To answer your questions:

1) The data that it the system is trained on often has coreferent things have different Wikipedia links (e.g. Barack_Obama and President_of_the_United_States), so this isn't enforced as a hard constraint. I agree this is a bad mistake but it's not easily fixable.

2) There are features that look at things like parentheticals in the Wikipedia titles; in this case it leads to a silly error but the system does sometimes have to skip over the most obvious thing to get the correct answer, hence why it has learned to do this.

3) President is so often used to refer to the President of the US that I'm not surprised this error happens. Using contextual information to resolve this appropriately is a current research problem.

4) No code for this, sorry. You could write a separate module that reads the documents back in after prediction (using ConllDocReader) and does a kind of voting / prefers the label given to the first mention.

Unfortunately, most of these issues are nontrivial to fix / require a richer model rather than simply debugging. But thank you for bringing them to my attention, and I appreciate the interest!

Greg

stackflow2 commented 9 years ago

Thanks @gregdurrett. Yes, sounds like I'll have to work around for the time being -- but still really appreciate that you put out this code.

Just for understanding though, let me follow up on #2. So I understand that sometimes it needs to skip the most obvious thing. But at at high level, what are the signals that are driving the skipping? i.e. What signal might make it skip over "Dog" and go to "Dog (zodiac)", when Dog has a stronger prior in the wikiDB and when it's presumably a better textual match?

(Similarly but less surprisingly, I'm wondering what signals might make it skip to Lauren Jackson, over "Jackson, Mississippi" or "Edwin Jackson" in the wikiDB).
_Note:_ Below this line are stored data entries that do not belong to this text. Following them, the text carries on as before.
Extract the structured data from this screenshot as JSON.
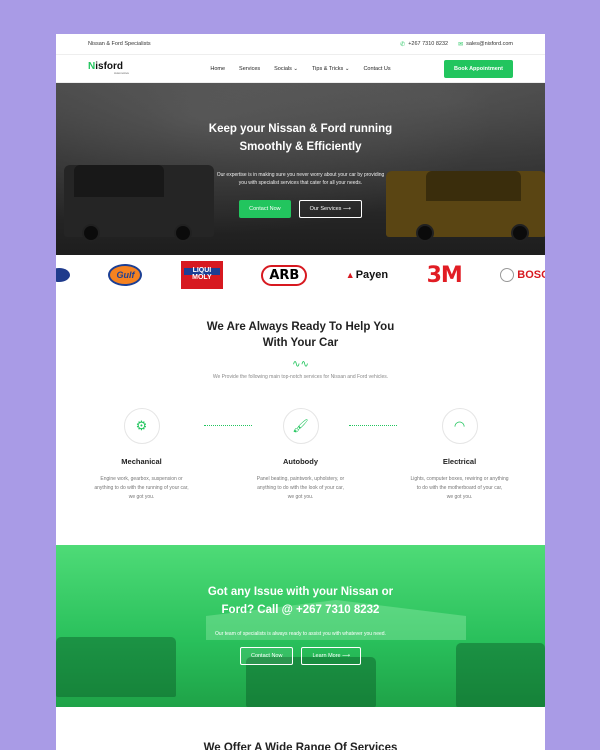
{
  "topbar": {
    "tagline": "Nissan & Ford Specialists",
    "phone": "+267 7310 8232",
    "email": "sales@nisford.com"
  },
  "nav": {
    "logo_first": "N",
    "logo_rest": "isford",
    "logo_sub": "Automotive",
    "items": [
      "Home",
      "Services",
      "Socials ⌄",
      "Tips & Tricks ⌄",
      "Contact Us"
    ],
    "cta": "Book Appointment"
  },
  "hero": {
    "title_line1": "Keep your Nissan & Ford running",
    "title_line2": "Smoothly & Efficiently",
    "text_line1": "Our expertise is in making sure you never worry about your car by providing",
    "text_line2": "you with specialist services that cater for all your needs.",
    "btn_primary": "Contact Now",
    "btn_secondary": "Our Services ⟶"
  },
  "brands": [
    "Ford",
    "Gulf",
    "LIQUI MOLY",
    "ARB",
    "Payen",
    "3M",
    "BOSCH"
  ],
  "services": {
    "title_line1": "We Are Always Ready To Help You",
    "title_line2": "With Your Car",
    "lead": "We Provide the following main top-notch services for Nissan and Ford vehicles.",
    "items": [
      {
        "icon": "gears-icon",
        "title": "Mechanical",
        "l1": "Engine work, gearbox, suspension or",
        "l2": "anything to do with the running of your car,",
        "l3": "we got you."
      },
      {
        "icon": "paint-brush-icon",
        "title": "Autobody",
        "l1": "Panel beating, paintwork, upholstery, or",
        "l2": "anything to do with the look of your car,",
        "l3": "we got you."
      },
      {
        "icon": "gauge-icon",
        "title": "Electrical",
        "l1": "Lights, computer boxes, rewiring or anything",
        "l2": "to do with the motherboard of your car,",
        "l3": "we got you."
      }
    ]
  },
  "issue": {
    "title_line1": "Got any Issue with your Nissan or",
    "title_line2": "Ford? Call @ +267 7310 8232",
    "text": "Our team of specialists is always ready to assist you with whatever you need.",
    "btn_primary": "Contact Now",
    "btn_secondary": "Learn More ⟶"
  },
  "next_section_title": "We Offer A Wide Range Of Services",
  "colors": {
    "accent": "#22c55e",
    "background": "#a99be6"
  }
}
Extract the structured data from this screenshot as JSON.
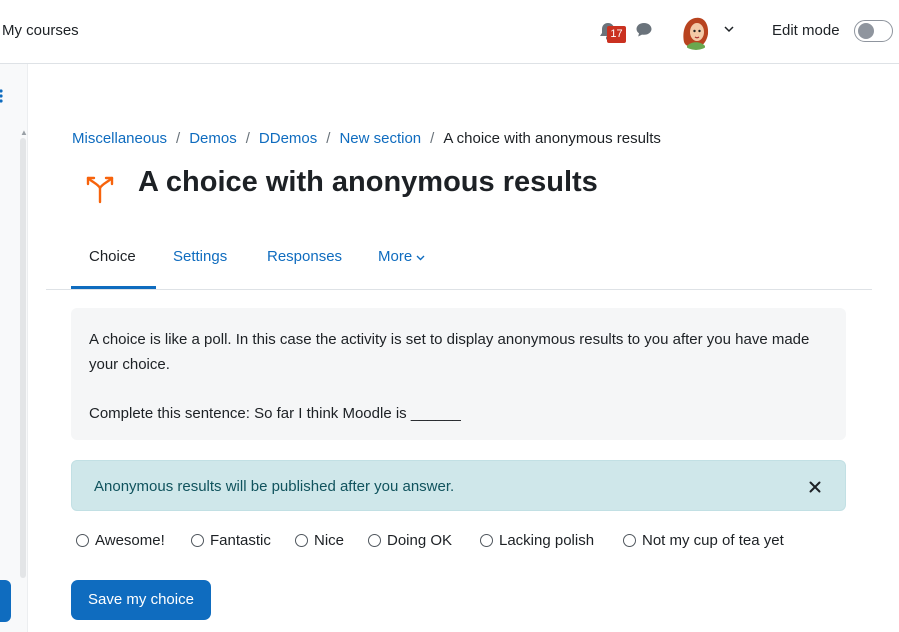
{
  "navbar": {
    "my_courses": "My courses",
    "notification_count": "17",
    "edit_mode_label": "Edit mode",
    "edit_mode_on": false
  },
  "breadcrumb": {
    "items": [
      "Miscellaneous",
      "Demos",
      "DDemos",
      "New section"
    ],
    "current": "A choice with anonymous results"
  },
  "page": {
    "title": "A choice with anonymous results",
    "icon": "choice-icon",
    "icon_color": "#f7630c"
  },
  "tabs": [
    {
      "label": "Choice",
      "active": true
    },
    {
      "label": "Settings",
      "active": false
    },
    {
      "label": "Responses",
      "active": false
    },
    {
      "label": "More",
      "active": false
    }
  ],
  "intro": {
    "paragraph1": "A choice is like a poll. In this case the activity is set to display anonymous results to you after you have made your choice.",
    "paragraph2": "Complete this sentence: So far I think Moodle is ______"
  },
  "alert": {
    "text": "Anonymous results will be published after you answer."
  },
  "options": [
    {
      "label": "Awesome!"
    },
    {
      "label": "Fantastic"
    },
    {
      "label": "Nice"
    },
    {
      "label": "Doing OK"
    },
    {
      "label": "Lacking polish"
    },
    {
      "label": "Not my cup of tea yet"
    }
  ],
  "save_button": "Save my choice",
  "colors": {
    "primary": "#0f6cbf",
    "alert_bg": "#cfe7ea",
    "badge": "#ca3120"
  }
}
gregdurrett commented 9 years ago

1) The features for Wikification are described in edu.berkeley.nlp.entity.wiki.QueryChooser (not the best name). It's possible that many links to articles without parentheticals (e.g. "Dog") are bad, and the system has features on this so I'm guessing it has somehow learned to prefer Title (X) over Title even when Title is ranked more highly. I'm not sure, though. Also, the prior is only used to rank choices, so even an overwhelming preference for the first choice vs. the second choice won't necessarily translate into the first choice winning (not necessarily the best decision on my part).

2) Not sure why it picked Lauren Jackson instead of Edwin Jackson, but skipping Jackson, Mississippi might actually be the system working as intended: it knows that Jackson is coreferent with Michael Jackson, who is of type person, so features targeting agreement between NER and the entity link should prefer a link to an article about a person.